As well as responding to large-scale conflicts like the Syria crisis or natural disasters like the earthquakes in Nepal, we also respond to approximately 30 smaller emergencies every year. Often these crises receive little or no media attention, but our emergency teams are among the first to arrive on the scene, and stay on to help people rebuild their lives.
Heavy monsoon rains have caused flooding and landslides (July/August 2015), killing dozens of people and affecting millions.
In Myanmar, up to 100 people are reported to have died, and nearly a million people have been affected across the country. In Bangladesh over 2 million have been affected. The death toll is expected to rise in northern areas, which have been devastated by flooding and landslides caused by incessant monsoon rains and the effects of Cyclone Komen hitting Bangladesh. Many areas have been completely cut off by high waters or damaged roads.
Safe drinking water, food and basic shelter are the greatest immediate needs. CARE is distributing emergency relief supplies to areas worst affected by the severe flooding and landslides in Myanmar, and is distributing food and water purifiers to families in Chakaria and Ramu Upazilla in Bangladesh.
More than 150,000 refugees, fleeing insecurity and violence in northern Nigeria, are now living in the Diffa region of Niger.
The conflict in northern Nigeria is causing a regional humanitarian crisis. Nigerians are fleeing to Diffa, an area already suffering from chronic food insecurity with over half of the population in need of support. Currently 3.6 million people in Niger are at risk of food insecurity; about 2.7 million people will be severely food insecure during the lean season (May to September). Nearly 100,000 severely malnourished children have been admitted to therapeutic feeding centres nationwide since the beginning of the year. The influx of refugees and returnees has made it even more difficult to share the scarce resources. About 80% of the displaced are women and children.
CARE has been working in Diffa for many years. We were one of a handful of agencies working in the region when the crisis escalated towards the end of 2014. Our teams are distributing food, drinking water, hygiene kits, household supplies and cash grants to vulnerable people. So far, we’ve helped 72,000 people since August 2014 and are scaling up our response to meet the growing needs.
The humanitarian situation in Yemen is worsening as political instability and the conflict continues.
After decades of chronic underdevelopment and socio-economic crisis, 15.9 million people – over 60% of the population – are now in need of humanitarian assistance. Children and women have been hardest hit. Many people do not have access to clean water and are struggling to feed themselves and their families. More than 800,000 children under the age of 5 are suffering from acute malnutrition. Basic service infrastructure is near collapse, with fewer and fewer people able to access life-saving assistance, basic health care and education.

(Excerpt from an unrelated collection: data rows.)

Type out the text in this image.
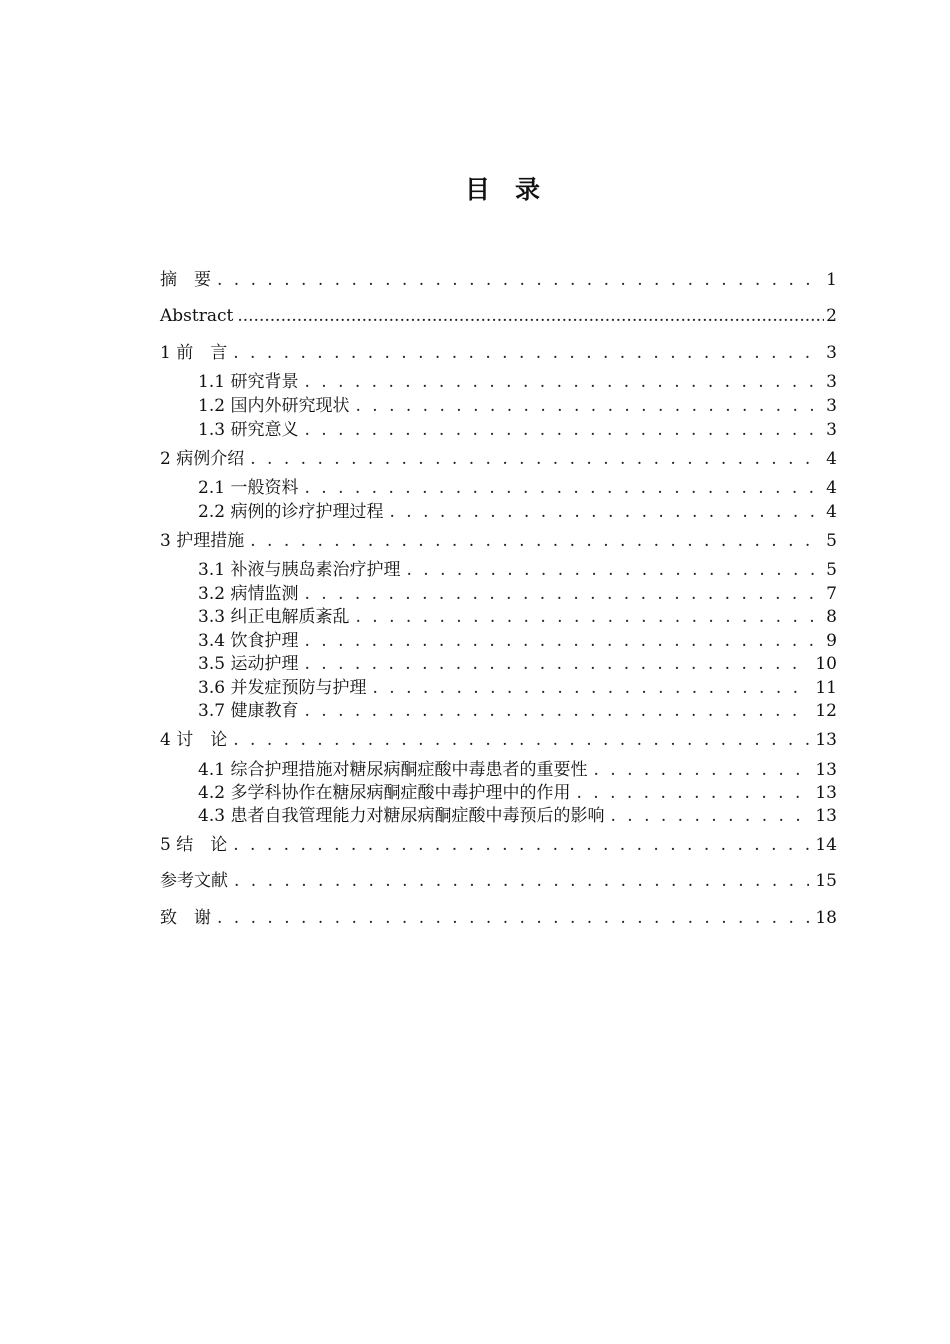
目　录
摘　要 . . .	1
Abstract .....	2
1 前　言 . . .	3
1.1 研究背景 . . .	3
1.2 国内外研究现状 . . .	3
1.3 研究意义 . . .	3
2 病例介绍 . . .	4
2.1 一般资料 . . .	4
2.2 病例的诊疗护理过程 . . .	4
3 护理措施 . . .	5
3.1 补液与胰岛素治疗护理 . . .	5
3.2 病情监测 . . .	7
3.3 纠正电解质紊乱 . . .	8
3.4 饮食护理 . . .	9
3.5 运动护理 . . .	10
3.6 并发症预防与护理 . . .	11
3.7 健康教育 . . .	12
4 讨　论 . . .	13
4.1 综合护理措施对糖尿病酮症酸中毒患者的重要性 . . .	13
4.2 多学科协作在糖尿病酮症酸中毒护理中的作用 . . .	13
4.3 患者自我管理能力对糖尿病酮症酸中毒预后的影响 . . .	13
5 结　论 . . .	14
参考文献 . . .	15
致　谢 . . .	18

Despite the ongoing political, humanitarian and security challenges, CARE with its partners continues to deliver much-needed support to Yemenis in various areas of the country.

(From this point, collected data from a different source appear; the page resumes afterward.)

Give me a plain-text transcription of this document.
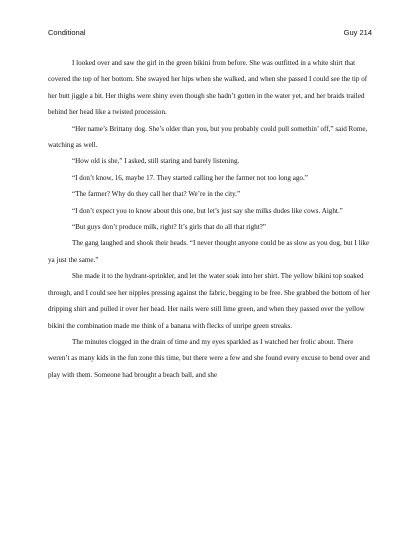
Conditional	Guy 214

I looked over and saw the girl in the green bikini from before. She was outfitted in a white shirt that covered the top of her bottom. She swayed her hips when she walked, and when she passed I could see the tip of her butt jiggle a bit. Her thighs were shiny even though she hadn’t gotten in the water yet, and her braids trailed behind her head like a twisted procession.

“Her name’s Brittany dog. She’s older than you, but you probably could pull somethin’ off,” said Rome, watching as well.

“How old is she,” I asked, still staring and barely listening.

“I don’t know, 16, maybe 17. They started calling her the farmer not too long ago.”

“The farmer? Why do they call her that? We’re in the city.”

“I don’t expect you to know about this one, but let’s just say she milks dudes like cows. Aight.”

“But guys don’t produce milk, right? It’s girls that do all that right?”

The gang laughed and shook their heads. “I never thought anyone could be as slow as you dog, but I like ya just the same.”

She made it to the hydrant-sprinkler, and let the water soak into her shirt. The yellow bikini top soaked through, and I could see her nipples pressing against the fabric, begging to be free. She grabbed the bottom of her dripping shirt and pulled it over her head. Her nails were still lime green, and when they passed over the yellow bikini the combination made me think of a banana with flecks of unripe green streaks.

The minutes clogged in the drain of time and my eyes sparkled as I watched her frolic about. There weren’t as many kids in the fun zone this time, but there were a few and she found every excuse to bend over and play with them. Someone had brought a beach ball, and she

More than three million Somalis face severe food shortage.
Extreme weather conditions and ongoing conflict have brought Somalia to the brink of collapse. Women in Somalia face the second highest risk of maternal death in the world and babies are at the highest risk of dying on the day they are born. 1 in 7 children are acutely malnourished while just 30% of the population has access to clean drinking water and fewer than 1 in 4 have access to adequate sanitation facilities.
CARE has an emergency and development programme in north and south Somalia which focuses on supporting internally displaced people and vulnerable host populations in three main areas: food security, water, sanitation and hygiene promotion, and nutrition. We've directly helped over 69,000 people so far.
The conflict in CAR has displaced 900,000 civilians.
The political crisis and subsequent conflict has affected nearly the entire population and has left over half of it (over 2.5 million people) in dire need of assistance. Over 450,000 people have fled the country with almost as many internally displaced.